The rationale for this, said Updegrove, was to "prohibit license traps that prevent open source from being used commercially. We want commercial users to join our community, not feel excluded from it." Which is, by the way, one of the core differences between free software and open-source software.

Continuing on, Upgrove said:

You could include a 'no evil clause, and also require the licensee to include a similar term in any downstream licenses. Scope of use clauses are common in commercial licenses, so there's no reason a "no evil" clause wouldn't be enforceable, assuming the licensor was successful in constructing a sufficiently succinct clause that a court could tell what would and would not be barred by it (no small task, that).
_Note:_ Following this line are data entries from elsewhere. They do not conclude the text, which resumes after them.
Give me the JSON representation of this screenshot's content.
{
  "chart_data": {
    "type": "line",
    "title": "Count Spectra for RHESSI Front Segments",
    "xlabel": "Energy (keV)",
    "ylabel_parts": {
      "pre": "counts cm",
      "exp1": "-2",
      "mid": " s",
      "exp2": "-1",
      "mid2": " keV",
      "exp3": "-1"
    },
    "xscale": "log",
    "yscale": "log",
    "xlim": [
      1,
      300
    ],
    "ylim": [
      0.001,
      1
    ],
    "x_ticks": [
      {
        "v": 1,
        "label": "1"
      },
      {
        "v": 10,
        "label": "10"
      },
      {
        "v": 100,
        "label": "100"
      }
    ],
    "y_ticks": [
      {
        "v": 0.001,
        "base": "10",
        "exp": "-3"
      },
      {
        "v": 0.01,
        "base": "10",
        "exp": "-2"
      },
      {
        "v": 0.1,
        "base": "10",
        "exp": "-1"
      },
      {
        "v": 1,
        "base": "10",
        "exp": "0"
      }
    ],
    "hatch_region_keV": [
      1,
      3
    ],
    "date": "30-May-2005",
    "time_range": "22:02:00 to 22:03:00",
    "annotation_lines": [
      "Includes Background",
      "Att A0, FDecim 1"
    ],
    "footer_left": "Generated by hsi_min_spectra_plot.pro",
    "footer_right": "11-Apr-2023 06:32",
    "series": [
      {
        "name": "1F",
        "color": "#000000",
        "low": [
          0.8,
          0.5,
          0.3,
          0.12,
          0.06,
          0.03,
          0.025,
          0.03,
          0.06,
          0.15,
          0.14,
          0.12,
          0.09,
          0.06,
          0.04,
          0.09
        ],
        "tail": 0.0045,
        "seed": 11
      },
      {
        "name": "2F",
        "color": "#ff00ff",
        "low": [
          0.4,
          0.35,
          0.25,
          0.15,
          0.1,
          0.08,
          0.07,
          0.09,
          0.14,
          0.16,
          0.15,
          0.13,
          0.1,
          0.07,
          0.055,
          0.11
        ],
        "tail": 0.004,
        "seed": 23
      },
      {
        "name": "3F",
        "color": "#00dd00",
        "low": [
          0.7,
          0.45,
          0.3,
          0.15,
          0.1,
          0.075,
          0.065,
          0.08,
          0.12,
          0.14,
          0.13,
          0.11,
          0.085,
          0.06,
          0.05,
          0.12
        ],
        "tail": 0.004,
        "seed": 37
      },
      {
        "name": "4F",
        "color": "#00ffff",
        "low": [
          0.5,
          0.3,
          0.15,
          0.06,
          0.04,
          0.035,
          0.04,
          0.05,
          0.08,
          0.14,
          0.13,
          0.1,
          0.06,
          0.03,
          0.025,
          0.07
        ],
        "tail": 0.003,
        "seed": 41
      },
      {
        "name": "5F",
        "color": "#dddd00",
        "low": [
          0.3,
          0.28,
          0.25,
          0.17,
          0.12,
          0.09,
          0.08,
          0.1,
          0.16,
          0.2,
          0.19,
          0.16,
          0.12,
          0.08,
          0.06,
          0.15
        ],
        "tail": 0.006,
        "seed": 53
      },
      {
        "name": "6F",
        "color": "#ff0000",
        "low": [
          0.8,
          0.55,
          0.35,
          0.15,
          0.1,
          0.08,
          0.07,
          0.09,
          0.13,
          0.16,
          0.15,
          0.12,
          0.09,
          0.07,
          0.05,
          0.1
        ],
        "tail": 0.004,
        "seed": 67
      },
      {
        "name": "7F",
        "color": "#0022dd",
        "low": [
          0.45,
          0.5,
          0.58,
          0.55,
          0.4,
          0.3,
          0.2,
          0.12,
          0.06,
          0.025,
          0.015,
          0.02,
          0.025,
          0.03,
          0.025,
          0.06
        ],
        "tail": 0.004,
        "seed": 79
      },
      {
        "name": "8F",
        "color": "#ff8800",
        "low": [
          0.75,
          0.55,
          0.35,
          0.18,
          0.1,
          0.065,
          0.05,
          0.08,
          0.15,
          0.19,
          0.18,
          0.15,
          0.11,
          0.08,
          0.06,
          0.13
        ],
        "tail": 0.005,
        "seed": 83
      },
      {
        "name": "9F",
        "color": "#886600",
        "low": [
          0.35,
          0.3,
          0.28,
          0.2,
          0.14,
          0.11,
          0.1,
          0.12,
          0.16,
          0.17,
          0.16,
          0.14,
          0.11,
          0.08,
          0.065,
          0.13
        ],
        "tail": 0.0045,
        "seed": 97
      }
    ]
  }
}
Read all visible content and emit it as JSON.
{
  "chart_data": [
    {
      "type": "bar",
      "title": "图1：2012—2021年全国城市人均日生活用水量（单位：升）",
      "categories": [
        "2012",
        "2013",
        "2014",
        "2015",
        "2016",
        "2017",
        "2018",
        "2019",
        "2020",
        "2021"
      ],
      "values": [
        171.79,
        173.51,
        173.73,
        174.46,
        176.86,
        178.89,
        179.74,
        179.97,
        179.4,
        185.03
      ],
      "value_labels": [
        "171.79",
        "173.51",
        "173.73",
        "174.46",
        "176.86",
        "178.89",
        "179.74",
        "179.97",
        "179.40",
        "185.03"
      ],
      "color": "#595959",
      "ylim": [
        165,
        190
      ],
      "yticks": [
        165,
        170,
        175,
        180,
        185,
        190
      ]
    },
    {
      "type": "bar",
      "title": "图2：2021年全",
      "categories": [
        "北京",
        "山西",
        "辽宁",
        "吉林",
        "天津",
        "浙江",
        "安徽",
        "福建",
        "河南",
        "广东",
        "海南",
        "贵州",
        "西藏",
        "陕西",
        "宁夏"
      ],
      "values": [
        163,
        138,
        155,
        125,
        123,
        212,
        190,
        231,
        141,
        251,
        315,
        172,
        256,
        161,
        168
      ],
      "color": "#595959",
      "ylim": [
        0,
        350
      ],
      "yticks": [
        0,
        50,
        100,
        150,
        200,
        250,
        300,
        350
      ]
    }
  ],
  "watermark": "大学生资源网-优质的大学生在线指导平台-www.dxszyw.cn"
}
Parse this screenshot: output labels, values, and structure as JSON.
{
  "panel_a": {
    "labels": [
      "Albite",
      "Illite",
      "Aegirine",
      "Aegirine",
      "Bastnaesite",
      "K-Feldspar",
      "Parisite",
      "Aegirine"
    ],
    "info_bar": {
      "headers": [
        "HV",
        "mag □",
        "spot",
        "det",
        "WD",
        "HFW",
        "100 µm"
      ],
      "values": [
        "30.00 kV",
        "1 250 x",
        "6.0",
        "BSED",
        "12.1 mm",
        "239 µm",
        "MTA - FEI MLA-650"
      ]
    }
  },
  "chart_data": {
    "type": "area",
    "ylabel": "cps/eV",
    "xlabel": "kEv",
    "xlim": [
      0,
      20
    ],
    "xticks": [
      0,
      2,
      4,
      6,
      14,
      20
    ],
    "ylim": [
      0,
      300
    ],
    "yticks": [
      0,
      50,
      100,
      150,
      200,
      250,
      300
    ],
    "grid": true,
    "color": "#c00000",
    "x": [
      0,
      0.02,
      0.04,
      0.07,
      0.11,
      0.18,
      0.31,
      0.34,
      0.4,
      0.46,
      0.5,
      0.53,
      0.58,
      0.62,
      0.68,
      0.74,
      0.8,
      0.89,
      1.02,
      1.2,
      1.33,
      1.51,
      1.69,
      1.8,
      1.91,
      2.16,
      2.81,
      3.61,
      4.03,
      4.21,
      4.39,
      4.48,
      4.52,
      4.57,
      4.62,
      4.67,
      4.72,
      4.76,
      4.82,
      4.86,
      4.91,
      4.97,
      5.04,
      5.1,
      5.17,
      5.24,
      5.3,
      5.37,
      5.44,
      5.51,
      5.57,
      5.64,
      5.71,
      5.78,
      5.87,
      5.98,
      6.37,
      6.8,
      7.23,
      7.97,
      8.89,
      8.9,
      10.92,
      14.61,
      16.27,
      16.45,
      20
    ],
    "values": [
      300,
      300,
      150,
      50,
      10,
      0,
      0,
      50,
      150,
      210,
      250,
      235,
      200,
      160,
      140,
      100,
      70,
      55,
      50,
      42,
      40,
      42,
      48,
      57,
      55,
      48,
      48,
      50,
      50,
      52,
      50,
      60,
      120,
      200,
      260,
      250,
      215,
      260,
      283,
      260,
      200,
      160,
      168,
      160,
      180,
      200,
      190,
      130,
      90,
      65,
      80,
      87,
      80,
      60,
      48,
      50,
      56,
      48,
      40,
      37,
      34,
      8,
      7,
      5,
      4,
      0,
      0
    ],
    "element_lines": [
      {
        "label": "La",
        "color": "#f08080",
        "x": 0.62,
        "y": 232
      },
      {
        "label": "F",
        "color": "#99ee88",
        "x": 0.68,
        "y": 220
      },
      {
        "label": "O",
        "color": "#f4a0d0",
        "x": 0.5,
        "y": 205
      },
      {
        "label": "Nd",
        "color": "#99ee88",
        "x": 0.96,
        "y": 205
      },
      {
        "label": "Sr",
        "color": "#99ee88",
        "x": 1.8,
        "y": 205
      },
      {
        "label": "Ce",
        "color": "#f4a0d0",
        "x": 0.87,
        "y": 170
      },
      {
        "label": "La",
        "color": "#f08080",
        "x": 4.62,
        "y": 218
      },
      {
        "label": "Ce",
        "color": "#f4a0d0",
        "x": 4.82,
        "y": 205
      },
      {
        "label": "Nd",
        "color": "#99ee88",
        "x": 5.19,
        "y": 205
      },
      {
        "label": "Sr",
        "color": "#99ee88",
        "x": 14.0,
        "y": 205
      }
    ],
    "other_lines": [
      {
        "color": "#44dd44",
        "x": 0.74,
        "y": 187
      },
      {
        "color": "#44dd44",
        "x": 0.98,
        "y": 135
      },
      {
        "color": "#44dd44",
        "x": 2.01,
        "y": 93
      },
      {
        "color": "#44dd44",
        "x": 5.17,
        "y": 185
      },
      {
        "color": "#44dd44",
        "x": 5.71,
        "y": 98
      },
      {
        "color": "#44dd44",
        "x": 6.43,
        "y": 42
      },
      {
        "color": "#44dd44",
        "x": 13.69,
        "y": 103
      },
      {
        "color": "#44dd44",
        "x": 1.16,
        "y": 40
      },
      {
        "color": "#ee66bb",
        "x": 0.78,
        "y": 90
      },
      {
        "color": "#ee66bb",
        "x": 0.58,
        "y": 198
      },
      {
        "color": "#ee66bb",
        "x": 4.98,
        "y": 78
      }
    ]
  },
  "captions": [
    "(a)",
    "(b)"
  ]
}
But making it enforceable in the real world? That's something else again. Updegrove continued, if you "released the code in the usual open-source fashion, there would soon be many copies of the code in the wild, and you would have little or no ability to know where all of those copies ended up. Someone could, for example, bundle the code in a commercial product that you considered to be evil and you might never learn of that fact at all. So even though you had included the term, you might have little ability to know if it was being honored."

Better, from where he sits, if morality is what you demand from your program's user is to license it in a "more traditional proprietary fashion, licensing it only to known parties, and forbidding any further sharing of the code … because it's much easier to keep an eye on a handful of licensees than thousands. Now, of course, you're not talking about something that resembles open-source code at all."

Karen M. Sandler, executive director of the Software Freedom Conservancy, added in a conversation: 

I really understand the urge to try to stop behavior that the developer considers wrongful. It's problematic to selectively engage in withholding software freedom. Depending on their drafting, these licenses can raise questions of enforceability. More importantly, there are other ways the same end can be accomplished, by founding ethical societies for developers or by participating in political processes to ban the wrongful act, all of which we should pursue.

But as for putting morality into a software license, Sandler doesn't think it's all that practical. After all, "A hammer can be used as a construction tool or it could be used as a weapon for murder -- it's a legal use in one case and obviously unlawful in the other, even though it's available for purchase by all."